Paylaş
“Metronun 1 kilometresinin maliyeti 50 milyon dolar, 80 milyon euro ne ki?” diye küçümser açıklamalar dolaşıyor sosyal medyada. Peki ne yapılsaydı? ‘Başlangıç finansmanı’ olan bu kredi alınmasa mıydı? Borçlanılmasın diye 13 kilometre metro hattı inşaatı için Büyükşehir Belediyesi’nin 650 milyon dolar biriktirmesi mi beklenseydi? İzmirliler onlarca yıl daha otobüslerde, dolmuşlarda sefil mi olsaydı?
Bir zamanlar, “Kimse binmeyecek” diye tramvaya karşı çıkanlar bugün duraklarda dört gözle tramvayın gelmesini bekliyor. Bunları gördükçe, “İyi ki İzmir’de laf değil, iş yapanlar kazanıyor” diyorum.
İZMİR, EBRD’NİN GÖZ BEBEĞİ
Biraz da İzmir’e Hazine garantisiz 80 milyon euro kredi açarak yeni metro hattının başlamasını sağlayan EBRD’nin kim olduğuna bakalım. EBRD, Berlin Duvarı’nın 1989 yılında yıkılmasından sonra sosyalist sistemdeki eski ülkelerin kalkınmasına destek için 1990’da kurulan bir yatırım bankası. Geçen 20 yılda toplam 5 bin 200 projeye tam 130 milyar euro destek sağlamış. Türkiye’deki projelere bugüne kadar sağladığı kredi ise 11 milyar euro.
Ama EBRD’nin gözünde İzmir’in ayrı bir yeri var. Geçen yıl İzmir, EBRD Yeşil Şehirler Programı’na katıldı. Böylece İzmir, çevre dostu yatırımlara öncelik veren 30 şehirden biri oldu. Banka bu şehirlere çevreci ulaşım, çevreci su ve atık yönetimi gibi projelerin gerçekleşmesi için kredi destekleri sağlıyor. Bugüne kadar desteklenen projelerle bu şehirlerde karbondioksit emisyonunun yıllık 372 bin ton azalması sağlanmış. Bu rakamın havaya egzoz gazı salan 80 bin aracın trafikten çekilmesine eş olduğu belirtiliyor.
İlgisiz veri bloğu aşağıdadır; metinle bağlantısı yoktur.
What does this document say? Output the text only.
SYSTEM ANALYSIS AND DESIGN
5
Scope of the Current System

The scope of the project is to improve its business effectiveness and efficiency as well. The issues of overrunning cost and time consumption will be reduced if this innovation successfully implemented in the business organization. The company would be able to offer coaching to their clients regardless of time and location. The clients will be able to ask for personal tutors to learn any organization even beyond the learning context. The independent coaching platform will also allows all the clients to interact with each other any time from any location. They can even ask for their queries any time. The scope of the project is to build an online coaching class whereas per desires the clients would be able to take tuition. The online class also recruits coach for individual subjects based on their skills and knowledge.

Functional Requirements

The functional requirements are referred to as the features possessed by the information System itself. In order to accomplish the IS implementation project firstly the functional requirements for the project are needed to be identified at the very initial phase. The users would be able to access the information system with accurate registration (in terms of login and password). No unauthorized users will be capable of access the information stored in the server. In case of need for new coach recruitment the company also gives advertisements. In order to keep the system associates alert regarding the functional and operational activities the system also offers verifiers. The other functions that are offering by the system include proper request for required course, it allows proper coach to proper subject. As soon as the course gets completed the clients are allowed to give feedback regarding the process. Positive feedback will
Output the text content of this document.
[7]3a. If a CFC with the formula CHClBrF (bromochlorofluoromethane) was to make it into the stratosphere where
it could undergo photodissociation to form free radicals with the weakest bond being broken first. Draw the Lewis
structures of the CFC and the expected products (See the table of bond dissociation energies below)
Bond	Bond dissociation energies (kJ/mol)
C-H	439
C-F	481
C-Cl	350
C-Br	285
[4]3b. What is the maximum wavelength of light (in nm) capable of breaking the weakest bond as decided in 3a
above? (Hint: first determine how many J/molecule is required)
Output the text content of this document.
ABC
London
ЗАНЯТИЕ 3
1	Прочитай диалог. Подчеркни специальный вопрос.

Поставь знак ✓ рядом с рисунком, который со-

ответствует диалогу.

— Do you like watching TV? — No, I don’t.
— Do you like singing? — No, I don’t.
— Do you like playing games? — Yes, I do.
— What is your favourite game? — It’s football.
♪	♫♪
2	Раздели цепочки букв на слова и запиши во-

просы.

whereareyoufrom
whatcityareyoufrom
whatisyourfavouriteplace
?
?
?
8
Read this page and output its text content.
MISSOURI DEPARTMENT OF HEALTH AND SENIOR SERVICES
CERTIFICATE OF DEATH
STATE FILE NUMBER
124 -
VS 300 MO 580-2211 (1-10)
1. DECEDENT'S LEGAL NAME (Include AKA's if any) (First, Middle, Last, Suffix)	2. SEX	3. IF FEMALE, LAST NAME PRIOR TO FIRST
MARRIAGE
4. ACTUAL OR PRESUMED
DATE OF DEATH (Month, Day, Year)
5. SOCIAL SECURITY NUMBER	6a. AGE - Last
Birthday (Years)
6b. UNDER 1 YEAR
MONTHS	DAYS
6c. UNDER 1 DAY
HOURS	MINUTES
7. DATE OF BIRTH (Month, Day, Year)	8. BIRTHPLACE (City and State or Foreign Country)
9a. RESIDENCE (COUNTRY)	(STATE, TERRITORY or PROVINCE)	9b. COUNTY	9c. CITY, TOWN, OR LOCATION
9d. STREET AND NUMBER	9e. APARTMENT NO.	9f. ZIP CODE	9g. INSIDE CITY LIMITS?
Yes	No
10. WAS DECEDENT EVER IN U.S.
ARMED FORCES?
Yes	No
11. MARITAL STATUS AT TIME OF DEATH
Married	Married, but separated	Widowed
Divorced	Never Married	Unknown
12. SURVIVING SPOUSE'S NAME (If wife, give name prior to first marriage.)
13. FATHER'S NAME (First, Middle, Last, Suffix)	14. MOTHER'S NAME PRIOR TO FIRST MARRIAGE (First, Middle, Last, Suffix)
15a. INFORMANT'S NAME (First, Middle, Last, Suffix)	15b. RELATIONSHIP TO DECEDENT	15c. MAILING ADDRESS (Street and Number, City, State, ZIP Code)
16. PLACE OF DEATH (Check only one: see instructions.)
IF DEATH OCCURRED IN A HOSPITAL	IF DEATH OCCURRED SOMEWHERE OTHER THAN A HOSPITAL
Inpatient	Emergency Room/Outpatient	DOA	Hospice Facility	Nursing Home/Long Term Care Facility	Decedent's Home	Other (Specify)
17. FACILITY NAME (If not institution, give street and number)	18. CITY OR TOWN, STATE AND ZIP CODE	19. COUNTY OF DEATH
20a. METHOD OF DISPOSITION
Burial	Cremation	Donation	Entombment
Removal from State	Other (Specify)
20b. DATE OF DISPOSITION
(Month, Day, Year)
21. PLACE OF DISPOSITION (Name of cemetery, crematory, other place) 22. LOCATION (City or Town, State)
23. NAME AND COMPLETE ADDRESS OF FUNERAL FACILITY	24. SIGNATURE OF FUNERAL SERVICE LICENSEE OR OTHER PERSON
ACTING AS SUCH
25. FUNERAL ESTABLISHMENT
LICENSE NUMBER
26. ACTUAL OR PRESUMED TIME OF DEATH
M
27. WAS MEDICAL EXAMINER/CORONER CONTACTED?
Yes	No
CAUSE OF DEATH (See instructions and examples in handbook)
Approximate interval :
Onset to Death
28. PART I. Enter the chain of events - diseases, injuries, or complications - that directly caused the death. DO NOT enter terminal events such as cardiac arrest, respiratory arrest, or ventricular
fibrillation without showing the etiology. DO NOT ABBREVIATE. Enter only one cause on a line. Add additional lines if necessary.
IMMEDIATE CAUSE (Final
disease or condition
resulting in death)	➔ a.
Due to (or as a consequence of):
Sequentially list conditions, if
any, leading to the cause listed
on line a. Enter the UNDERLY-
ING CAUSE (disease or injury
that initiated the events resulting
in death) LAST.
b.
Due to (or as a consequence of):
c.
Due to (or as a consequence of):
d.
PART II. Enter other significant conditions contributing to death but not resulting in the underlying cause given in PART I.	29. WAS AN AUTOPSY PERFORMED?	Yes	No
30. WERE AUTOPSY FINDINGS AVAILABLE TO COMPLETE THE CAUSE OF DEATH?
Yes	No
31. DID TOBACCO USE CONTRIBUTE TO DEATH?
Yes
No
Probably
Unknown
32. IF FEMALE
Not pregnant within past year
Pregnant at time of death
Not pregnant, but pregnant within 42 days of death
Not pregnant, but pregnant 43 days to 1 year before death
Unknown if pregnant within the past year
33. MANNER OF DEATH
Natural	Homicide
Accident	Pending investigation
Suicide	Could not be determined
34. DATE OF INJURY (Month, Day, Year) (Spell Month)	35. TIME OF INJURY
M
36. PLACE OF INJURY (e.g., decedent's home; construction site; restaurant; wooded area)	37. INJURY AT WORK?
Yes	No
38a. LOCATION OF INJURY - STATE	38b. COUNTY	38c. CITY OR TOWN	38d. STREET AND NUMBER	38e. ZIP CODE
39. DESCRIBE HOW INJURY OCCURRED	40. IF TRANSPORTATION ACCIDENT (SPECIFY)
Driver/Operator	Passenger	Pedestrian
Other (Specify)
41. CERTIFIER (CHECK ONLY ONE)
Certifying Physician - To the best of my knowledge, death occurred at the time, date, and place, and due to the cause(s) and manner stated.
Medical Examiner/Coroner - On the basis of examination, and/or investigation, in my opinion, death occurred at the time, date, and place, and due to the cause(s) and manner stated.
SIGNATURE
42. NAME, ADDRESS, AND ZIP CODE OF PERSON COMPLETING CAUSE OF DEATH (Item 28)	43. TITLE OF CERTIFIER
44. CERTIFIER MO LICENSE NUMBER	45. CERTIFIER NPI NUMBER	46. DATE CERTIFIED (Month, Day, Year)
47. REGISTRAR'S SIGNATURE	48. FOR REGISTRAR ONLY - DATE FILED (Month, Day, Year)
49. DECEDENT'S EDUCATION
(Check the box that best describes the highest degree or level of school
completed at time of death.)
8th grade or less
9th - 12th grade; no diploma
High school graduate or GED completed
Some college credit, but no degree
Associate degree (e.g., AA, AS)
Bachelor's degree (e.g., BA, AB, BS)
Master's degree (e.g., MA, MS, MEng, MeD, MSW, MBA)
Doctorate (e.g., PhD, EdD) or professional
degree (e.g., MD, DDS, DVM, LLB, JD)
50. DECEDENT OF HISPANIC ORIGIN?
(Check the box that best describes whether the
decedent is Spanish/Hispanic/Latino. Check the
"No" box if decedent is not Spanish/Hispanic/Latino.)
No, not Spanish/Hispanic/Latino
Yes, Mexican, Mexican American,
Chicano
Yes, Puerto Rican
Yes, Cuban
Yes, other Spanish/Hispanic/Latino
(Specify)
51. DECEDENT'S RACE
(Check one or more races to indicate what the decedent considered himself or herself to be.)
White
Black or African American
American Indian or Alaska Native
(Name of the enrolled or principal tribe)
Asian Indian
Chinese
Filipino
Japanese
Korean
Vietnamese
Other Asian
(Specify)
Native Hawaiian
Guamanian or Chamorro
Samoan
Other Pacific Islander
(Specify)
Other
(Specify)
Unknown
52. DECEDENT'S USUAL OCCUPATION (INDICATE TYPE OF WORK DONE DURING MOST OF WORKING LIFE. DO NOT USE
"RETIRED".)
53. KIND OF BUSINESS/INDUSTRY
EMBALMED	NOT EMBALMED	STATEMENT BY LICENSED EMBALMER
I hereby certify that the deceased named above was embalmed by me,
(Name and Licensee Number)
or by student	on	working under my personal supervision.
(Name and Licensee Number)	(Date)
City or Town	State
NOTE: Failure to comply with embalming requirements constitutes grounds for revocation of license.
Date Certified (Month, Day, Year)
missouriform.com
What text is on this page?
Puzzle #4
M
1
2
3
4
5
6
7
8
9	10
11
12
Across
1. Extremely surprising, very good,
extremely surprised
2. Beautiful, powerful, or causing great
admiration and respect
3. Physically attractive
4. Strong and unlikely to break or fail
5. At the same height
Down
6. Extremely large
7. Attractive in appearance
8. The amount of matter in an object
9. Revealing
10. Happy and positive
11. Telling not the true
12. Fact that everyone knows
İzmir’de ise yeşil ulaşımı teşvik için bugüne kadar Fahrettin Altay-Narlıdere-Kaymakamlık metro hattı projesine 80 milyon euro, İzmir metro sistemine 85 yeni araç alımı için 23.5 milyon euro, üç yeni araba vapuru alımı için verilen 33 milyon euro olmak üzere toplam 159 milyon euro kredi sağlanmış.
İNSANLIĞIN EN BÜYÜK FELAKETİ
EBRD’nin yaptırdığı araştırmaya göre İzmir’in çevreci yatırım öncelikleri arasında otobüs vb. araçlarla yapılan toplu taşımacılıktan kaynaklanan hava kirliliğine neden olan gazları azaltmak, havanın, suyun, toprağın kalitesini yükseltmek, yeşili korumak ve genişletmek var. Kentin ayrıca artan hava sıcaklıkları, susuzluk, deniz seviyesinin yükselmesi, erozyon ve deprem gibi doğal felaketlere karşı hazırlanması gerektiği belirtiliyor. Bunun için de İzmir’in öncelikli yatırım, kalkınma vizyonu ve stratejik hedeflerinin belirlendiği beş yıllık bir eylem planı hazırlanmış.
Görüldüğü gibi İzmir geleceği artık yeşil yatırımlarla şekillenecek. Küresel ısınmanın hızla insanlığın en büyük felaketi haline gelmekte olduğu şu dönemde bu strateji çok daha önem kazanıyor.